[Descartes' model of perception; Image from the University of Bern Magazine]
[Based on the lectures of Greg Schufreider]
At the dawn of modernity (which launches it), Descartes asks, “What can I know for certain?” Doubting everything, he concludes, “Cogito, sum”: “I think, I am.” I don’t care how much I’m deceived; I must exist before I am deceived. There is no therefore: intuition (of a clear and distinct idea) is instant and immediate; no inference is needed—and that is precisely what distinguishes my certainty of myself from my certainty of other things. From the very moment that I think: I exist. That I know (and not just believe) for certain. Of myself, I have indubitable knowledge.
There are things around me that, unlike myself, I cannot change, things I have no control of. The external world, then, must exist, independent of consciousness. They exist indubitably, however, I can only be fully certain of them—in fact of anything, except myself—as long as I do not assume external correspondence, i.e. as long as I do not think that they correspond to anything outside my mind. I can be fully certain of my knowledge of things, but only as I am thinking them. I can be certain of all thoughts that I have, as long as I assume that they’re just that: thoughts. Yes, external things must exist, but the only way I can be indubitable about my knowledge of them is if I think of them only as things I am thinking of: as thoughts. Just by inspecting an idea, I can prove that it exists—but only as that, an idea, not (even though it exists) as a thing.

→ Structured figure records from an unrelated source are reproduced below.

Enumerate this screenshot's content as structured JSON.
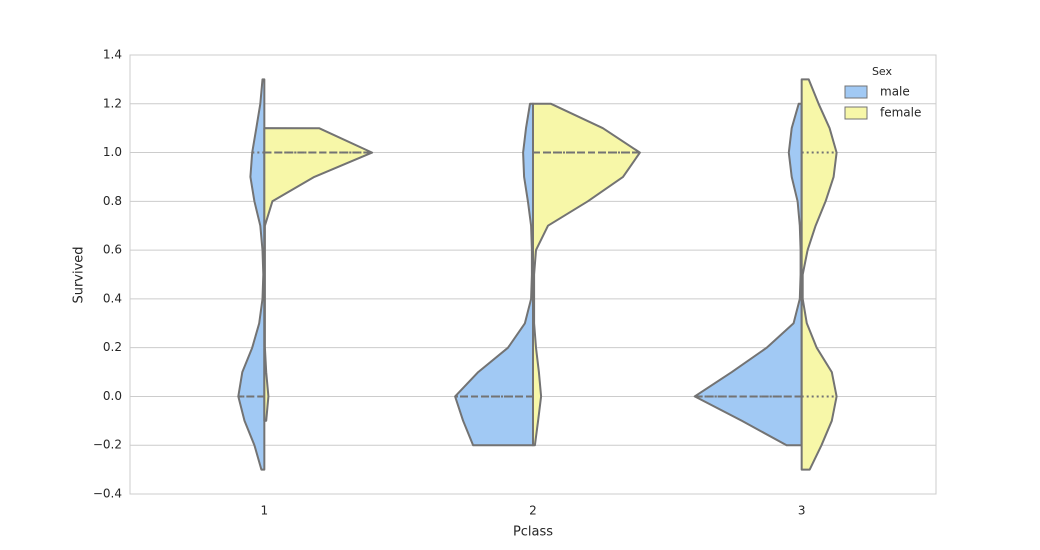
{
  "chart_data": {
    "type": "violin",
    "xlabel": "Pclass",
    "ylabel": "Survived",
    "categories": [
      "1",
      "2",
      "3"
    ],
    "ylim": [
      -0.4,
      1.4
    ],
    "yticks": [
      {
        "value": -0.4,
        "label": "−0.4"
      },
      {
        "value": -0.2,
        "label": "−0.2"
      },
      {
        "value": 0,
        "label": "0.0"
      },
      {
        "value": 0.2,
        "label": "0.2"
      },
      {
        "value": 0.4,
        "label": "0.4"
      },
      {
        "value": 0.6,
        "label": "0.6"
      },
      {
        "value": 0.8,
        "label": "0.8"
      },
      {
        "value": 1,
        "label": "1.0"
      },
      {
        "value": 1.2,
        "label": "1.2"
      },
      {
        "value": 1.4,
        "label": "1.4"
      }
    ],
    "grid": true,
    "legend_title": "Sex",
    "legend_position": "upper right",
    "y_grid": [
      -0.4,
      -0.3,
      -0.2,
      -0.1,
      0,
      0.1,
      0.2,
      0.3,
      0.4,
      0.5,
      0.6,
      0.7,
      0.8,
      0.9,
      1.0,
      1.1,
      1.2,
      1.3,
      1.4
    ],
    "series": [
      {
        "name": "male",
        "color": "#a1c9f4",
        "side": "left",
        "profiles": [
          [
            null,
            0.011,
            0.037,
            0.074,
            0.097,
            0.082,
            0.045,
            0.019,
            0.007,
            0.004,
            0.007,
            0.015,
            0.037,
            0.052,
            0.045,
            0.03,
            0.015,
            0.007,
            null
          ],
          [
            null,
            null,
            0.223,
            0.26,
            0.29,
            0.204,
            0.093,
            0.03,
            0.007,
            0.004,
            0.004,
            0.007,
            0.019,
            0.033,
            0.037,
            0.026,
            0.011,
            null,
            null
          ],
          [
            null,
            null,
            0.056,
            0.223,
            0.398,
            0.26,
            0.13,
            0.03,
            0.007,
            0.004,
            0.004,
            0.007,
            0.015,
            0.037,
            0.048,
            0.037,
            0.011,
            null,
            null
          ]
        ],
        "quartiles": [
          [
            0,
            0,
            1
          ],
          [
            0,
            0,
            0
          ],
          [
            0,
            0,
            0
          ]
        ]
      },
      {
        "name": "female",
        "color": "#f7f7a8",
        "side": "right",
        "profiles": [
          [
            null,
            null,
            null,
            0.007,
            0.015,
            0.007,
            0.002,
            0.002,
            0.002,
            0.002,
            0.002,
            0.002,
            0.03,
            0.186,
            0.401,
            0.204,
            null,
            null,
            null
          ],
          [
            null,
            null,
            0.007,
            0.019,
            0.03,
            0.022,
            0.011,
            0.004,
            0.004,
            0.004,
            0.011,
            0.056,
            0.204,
            0.335,
            0.398,
            0.26,
            0.067,
            null,
            null
          ],
          [
            null,
            0.03,
            0.074,
            0.112,
            0.13,
            0.112,
            0.056,
            0.019,
            0.004,
            0.004,
            0.022,
            0.052,
            0.089,
            0.119,
            0.13,
            0.104,
            0.063,
            0.026,
            null
          ]
        ],
        "quartiles": [
          [
            1,
            1,
            1
          ],
          [
            1,
            1,
            1
          ],
          [
            0,
            0.5,
            1
          ]
        ]
      }
    ]
  }
}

But they’re not just ideas, argues Husserl. Those things, after all, do appear to consciousness. Thus, we can be certain of those things (and not just of ideas of those things). We can be certain of those things, we can have indubitable knowledge of them—but if we analyze them only as they appear in consciousness, i.e. as phenomena. Unlike Kant, who had earlier defined phenomena as the appearance of something that does not appear (the noumena) (thus understanding is no longer a posteriori, but refers to the a priori categories of the mind; a priori because we never get to the noumena, but not straightforward rationalism/un-empiricism either because it is still the noumena that causes the phenomena to appear), Husserl’s phenomena is actually the appearance of something that appears. In Kant, we never get to the noumena (Kant missed time, the pregnant present affected by both the retention of what is past and the anticipation of what is future (such as in the formation of a unified perception as you take one-sided perspectives of an object and then combine them into a consistent whole); thus Kant thought of a priori structures as structures of the mind, when he should have seen them as structures of the experience itself, perceived through time.). In Husserl, the thing’s right there—but we’re sure of it only as it appears to us, i.e. as a phenomenon.

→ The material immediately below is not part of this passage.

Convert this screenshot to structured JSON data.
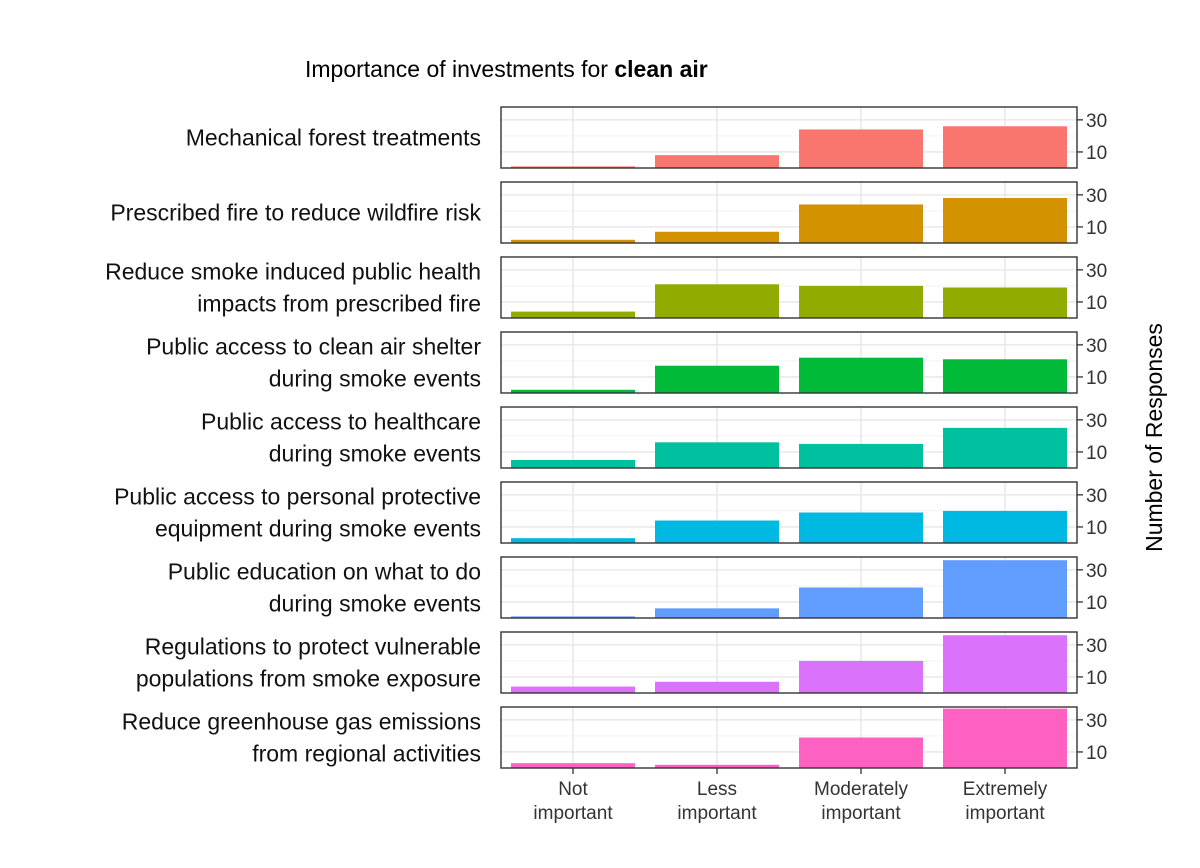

Thus we can be certain of things, but only as they appear to consciousness. We can make claims about them, but not about their independent existence, not about our metaphysical conceptions about them. We bracket off all those considerations and focus solely on how the experience appears to consciousness. We employ, in other words, the phenomenological reduction. We thus don’t think of thought as a mental event, as though there are external things out there causing thoughts in the mind. We do this not because what we get from our (empirical) perception of external things is false, but because it is dubitable. Instead, we think of the Cogito, consciousness, and the cogitata, the object of consciousness, which, the intending consciousness, in its intending, always has, and which, in its self-givenness, is intuited, given to the intending consciousness as an experience, as a phenomenon that is presented to consciousness. We are thus no longer merely indubitable about ideas: we have certain knowledge of things—but as phenomena, as they appear to consciousness. From what we can be fully certain, from foundations that are indubitable, we are then able to erect our notion of truth.